Don’t be tempted by “New” technology
New products, especially electronic gadgets, are continually introduced with cutting edge features. But before succumbing to the advertising excitement, confirm that the new features will provide a meaningful performance improvement in the ways you use the product in your business. In most cases, you will discover that the benefits are not worth the added cost. Use your existing equipment until it cannot be repaired at a justifiable cost or until the job requirements change and require upgraded equipment.
Buy used equipment, when possible
Used equipment in good condition can generally do the necessary work as well as a new piece of machinery. If you need equipment, search the local advertisements and auctions in your area, specifically looking for companies whose assets have been levied and are being sold by the lender.
Delay product upgrades
Technological upgrades – software and hardware – occur several times per year. Often, the change between one version and the next is minimal or adds features which you will not use. Be prudent when buying or upgrading computers, cell phones, etc. Consider open-source software, which is generally free or available for a small donation. If the software provides increased security over your data by hindering hackers who would destroy your business operation for thrills, you should think seriously before deciding not to upgrade.
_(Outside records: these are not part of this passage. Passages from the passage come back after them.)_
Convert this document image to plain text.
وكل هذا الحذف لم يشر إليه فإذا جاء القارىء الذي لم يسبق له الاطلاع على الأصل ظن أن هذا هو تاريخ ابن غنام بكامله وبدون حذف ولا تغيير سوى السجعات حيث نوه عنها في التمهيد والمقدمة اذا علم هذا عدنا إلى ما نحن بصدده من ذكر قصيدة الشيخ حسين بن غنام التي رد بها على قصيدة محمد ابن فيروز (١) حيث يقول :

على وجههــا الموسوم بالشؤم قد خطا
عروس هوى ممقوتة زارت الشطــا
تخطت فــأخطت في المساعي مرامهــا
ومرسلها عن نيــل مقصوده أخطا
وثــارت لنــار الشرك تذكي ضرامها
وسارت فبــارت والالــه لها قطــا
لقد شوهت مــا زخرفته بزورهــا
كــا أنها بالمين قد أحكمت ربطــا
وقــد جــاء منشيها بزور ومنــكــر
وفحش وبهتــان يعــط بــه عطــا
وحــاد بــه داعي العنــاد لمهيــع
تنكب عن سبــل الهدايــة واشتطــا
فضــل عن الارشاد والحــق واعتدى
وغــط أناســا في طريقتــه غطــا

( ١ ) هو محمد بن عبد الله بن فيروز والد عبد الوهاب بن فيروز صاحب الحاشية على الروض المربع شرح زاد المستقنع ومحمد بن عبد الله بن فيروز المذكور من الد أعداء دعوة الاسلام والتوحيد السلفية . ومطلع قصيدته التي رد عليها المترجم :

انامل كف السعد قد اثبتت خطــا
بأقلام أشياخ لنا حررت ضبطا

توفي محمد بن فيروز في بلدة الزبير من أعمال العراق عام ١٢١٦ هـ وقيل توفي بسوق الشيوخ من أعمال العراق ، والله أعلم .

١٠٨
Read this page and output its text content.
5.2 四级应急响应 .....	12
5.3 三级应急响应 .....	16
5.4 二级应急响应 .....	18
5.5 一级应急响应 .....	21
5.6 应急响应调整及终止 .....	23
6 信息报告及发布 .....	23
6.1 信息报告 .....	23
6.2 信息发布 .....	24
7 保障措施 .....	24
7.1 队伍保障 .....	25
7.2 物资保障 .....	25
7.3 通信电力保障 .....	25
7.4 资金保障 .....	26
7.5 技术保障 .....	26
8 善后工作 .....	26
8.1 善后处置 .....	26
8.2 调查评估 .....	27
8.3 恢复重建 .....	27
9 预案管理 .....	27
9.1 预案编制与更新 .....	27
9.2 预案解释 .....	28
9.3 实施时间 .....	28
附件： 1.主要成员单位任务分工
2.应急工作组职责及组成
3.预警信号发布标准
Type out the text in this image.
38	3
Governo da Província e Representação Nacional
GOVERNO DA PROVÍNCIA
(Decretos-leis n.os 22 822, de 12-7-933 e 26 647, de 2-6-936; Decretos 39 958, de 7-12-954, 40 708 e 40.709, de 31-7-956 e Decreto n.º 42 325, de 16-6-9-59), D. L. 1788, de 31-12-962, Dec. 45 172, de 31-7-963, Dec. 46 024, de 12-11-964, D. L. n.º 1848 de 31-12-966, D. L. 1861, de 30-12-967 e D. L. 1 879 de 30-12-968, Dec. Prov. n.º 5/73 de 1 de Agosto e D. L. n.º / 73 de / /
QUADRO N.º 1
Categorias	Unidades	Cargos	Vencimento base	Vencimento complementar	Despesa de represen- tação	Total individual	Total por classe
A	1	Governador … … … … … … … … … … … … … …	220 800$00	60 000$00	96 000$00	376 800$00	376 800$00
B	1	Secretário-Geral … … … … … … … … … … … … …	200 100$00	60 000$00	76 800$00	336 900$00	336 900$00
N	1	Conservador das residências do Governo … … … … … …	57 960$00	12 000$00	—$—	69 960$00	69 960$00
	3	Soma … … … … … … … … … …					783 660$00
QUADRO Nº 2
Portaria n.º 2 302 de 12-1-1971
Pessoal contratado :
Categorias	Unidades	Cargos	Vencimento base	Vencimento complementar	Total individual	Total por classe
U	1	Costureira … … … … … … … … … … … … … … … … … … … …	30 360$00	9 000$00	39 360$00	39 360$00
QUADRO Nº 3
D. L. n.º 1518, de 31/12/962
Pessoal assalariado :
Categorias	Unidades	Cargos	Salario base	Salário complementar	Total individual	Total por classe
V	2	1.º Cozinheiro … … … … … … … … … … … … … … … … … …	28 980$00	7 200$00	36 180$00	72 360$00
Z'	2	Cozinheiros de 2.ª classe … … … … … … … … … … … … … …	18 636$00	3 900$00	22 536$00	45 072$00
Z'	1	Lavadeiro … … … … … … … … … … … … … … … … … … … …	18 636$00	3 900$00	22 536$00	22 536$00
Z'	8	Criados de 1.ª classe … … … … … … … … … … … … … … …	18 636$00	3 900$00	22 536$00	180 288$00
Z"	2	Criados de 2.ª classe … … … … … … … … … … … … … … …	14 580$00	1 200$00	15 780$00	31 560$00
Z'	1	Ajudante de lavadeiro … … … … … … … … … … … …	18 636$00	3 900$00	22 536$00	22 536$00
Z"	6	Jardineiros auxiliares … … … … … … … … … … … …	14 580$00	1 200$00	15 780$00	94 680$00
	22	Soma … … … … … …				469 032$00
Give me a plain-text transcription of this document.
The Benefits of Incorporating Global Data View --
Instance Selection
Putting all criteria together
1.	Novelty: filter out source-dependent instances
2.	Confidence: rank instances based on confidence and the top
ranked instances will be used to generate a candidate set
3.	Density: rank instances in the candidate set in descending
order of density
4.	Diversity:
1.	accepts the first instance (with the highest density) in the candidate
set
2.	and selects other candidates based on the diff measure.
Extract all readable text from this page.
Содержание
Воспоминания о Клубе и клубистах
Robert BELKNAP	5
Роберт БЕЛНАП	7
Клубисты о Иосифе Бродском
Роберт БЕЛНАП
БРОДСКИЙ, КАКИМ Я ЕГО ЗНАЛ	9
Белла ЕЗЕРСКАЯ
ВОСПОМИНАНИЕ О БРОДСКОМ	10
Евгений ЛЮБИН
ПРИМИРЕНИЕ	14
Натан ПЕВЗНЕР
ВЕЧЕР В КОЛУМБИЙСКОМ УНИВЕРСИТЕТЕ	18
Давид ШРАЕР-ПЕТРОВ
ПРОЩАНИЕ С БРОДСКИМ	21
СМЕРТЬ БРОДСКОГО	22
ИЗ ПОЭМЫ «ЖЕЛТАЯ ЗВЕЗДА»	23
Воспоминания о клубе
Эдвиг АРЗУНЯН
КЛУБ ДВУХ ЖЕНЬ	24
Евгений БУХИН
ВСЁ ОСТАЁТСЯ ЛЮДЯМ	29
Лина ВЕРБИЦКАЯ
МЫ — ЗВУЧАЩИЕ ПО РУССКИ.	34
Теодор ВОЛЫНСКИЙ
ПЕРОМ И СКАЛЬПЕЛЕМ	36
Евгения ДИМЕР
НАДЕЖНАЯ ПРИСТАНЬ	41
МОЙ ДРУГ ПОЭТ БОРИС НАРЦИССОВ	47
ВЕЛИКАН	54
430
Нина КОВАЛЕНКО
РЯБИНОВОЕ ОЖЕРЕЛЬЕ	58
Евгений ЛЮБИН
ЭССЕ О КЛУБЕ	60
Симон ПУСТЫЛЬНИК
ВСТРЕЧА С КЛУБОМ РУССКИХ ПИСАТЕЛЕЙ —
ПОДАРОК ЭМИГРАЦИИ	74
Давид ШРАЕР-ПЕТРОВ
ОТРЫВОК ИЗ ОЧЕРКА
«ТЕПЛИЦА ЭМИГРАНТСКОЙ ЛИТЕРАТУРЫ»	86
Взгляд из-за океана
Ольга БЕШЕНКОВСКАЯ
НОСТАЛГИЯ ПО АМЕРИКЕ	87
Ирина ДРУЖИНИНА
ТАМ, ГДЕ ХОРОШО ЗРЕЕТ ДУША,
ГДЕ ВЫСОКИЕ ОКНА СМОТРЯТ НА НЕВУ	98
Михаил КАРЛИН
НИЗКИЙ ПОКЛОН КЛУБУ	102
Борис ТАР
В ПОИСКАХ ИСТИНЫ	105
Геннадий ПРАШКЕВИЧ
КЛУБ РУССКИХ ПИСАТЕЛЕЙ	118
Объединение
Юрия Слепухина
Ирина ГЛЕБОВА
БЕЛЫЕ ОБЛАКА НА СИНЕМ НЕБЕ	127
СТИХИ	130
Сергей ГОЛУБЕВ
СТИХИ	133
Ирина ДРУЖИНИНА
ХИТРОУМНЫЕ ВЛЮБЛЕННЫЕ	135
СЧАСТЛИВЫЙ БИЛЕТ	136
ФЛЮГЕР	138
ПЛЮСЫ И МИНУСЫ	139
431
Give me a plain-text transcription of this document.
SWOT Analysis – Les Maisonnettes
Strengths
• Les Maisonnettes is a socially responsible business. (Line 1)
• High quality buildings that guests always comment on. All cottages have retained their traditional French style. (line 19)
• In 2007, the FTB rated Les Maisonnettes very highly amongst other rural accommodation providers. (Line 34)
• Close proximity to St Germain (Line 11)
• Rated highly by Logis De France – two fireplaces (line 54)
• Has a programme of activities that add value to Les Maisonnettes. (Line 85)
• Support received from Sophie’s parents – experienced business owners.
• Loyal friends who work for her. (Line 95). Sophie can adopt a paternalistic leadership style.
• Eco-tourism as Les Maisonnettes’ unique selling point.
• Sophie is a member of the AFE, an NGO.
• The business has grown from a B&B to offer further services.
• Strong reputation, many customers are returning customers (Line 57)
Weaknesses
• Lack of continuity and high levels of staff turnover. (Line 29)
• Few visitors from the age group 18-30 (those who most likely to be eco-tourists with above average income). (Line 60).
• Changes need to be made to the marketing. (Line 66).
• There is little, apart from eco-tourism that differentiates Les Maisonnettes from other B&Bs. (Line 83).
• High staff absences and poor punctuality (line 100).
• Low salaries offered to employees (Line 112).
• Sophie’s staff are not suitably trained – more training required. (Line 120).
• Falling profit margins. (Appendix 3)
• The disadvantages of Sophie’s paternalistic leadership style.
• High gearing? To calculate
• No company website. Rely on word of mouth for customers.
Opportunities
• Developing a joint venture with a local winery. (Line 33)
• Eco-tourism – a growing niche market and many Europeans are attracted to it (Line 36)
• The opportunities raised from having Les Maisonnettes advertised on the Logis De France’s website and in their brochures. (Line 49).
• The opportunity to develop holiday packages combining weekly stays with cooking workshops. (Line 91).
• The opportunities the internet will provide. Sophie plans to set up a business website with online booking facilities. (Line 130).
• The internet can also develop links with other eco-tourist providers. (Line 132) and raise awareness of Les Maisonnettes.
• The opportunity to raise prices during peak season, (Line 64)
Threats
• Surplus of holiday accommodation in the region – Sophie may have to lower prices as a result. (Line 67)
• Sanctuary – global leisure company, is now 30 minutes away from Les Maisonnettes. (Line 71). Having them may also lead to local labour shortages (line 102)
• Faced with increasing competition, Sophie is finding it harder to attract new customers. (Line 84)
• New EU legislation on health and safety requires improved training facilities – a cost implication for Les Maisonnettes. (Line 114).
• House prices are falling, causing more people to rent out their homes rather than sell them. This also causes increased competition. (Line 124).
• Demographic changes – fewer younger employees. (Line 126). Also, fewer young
Safety and security always come first.
If there is no penalty for late payments, set a pay cycle of 45 to 60 days from the receipt of the invoice. While slowing the outflow of cash is important, it is equally important to maintain a good credit rating and cordial relations with critical vendors. If you are forced to delay payments, contact the vendor as soon as possible with an explanation and a plan to become current on your debt.
Barter products for goods and services
Approach those suppliers that are also customers about a “trade” in which each company receives all or a portion of their respective payments in the form of finished products. Since the exchange value is usually set at each company’s respective retail price, a barter agreement effectively provides a “discount” in an amount equal to the net profit margin on your product and allows you to maintain cash that would otherwise be used.
Use cash, not credit, for greater discounts
While this strategy may appear contrary to the need to conserve cash, it illustrates the need to remain flexible at all times in every kind of market environment. During hard times, your vendors’ objectives may be to build as much cash reserve as possible, prioritising cash over profits. In those cases, they may offer very deep discounts in their prices in return for cash. If the greater discount justifies the use of cash, take it.
Similarly, if you pay with cash for small purchases, negotiate an extra discount from the sellers since you are saving them the credit card processing fee. If they are not willing to give a discount, use credit cards for payment, but pay the charges to the credit card company before interest is debited to the account. If you use one of the better business credit cards, you’ll receive extra rewards – miles or points for airlines, hotels, and meals – that will save cash elsewhere.
Finally, financial flexibility is important to every company, particularly when the future economic environment is unclear. By using the suggested cash flow strategies above can build up your bank balances and reduce the likelihood that you will be forced to take distressing actions.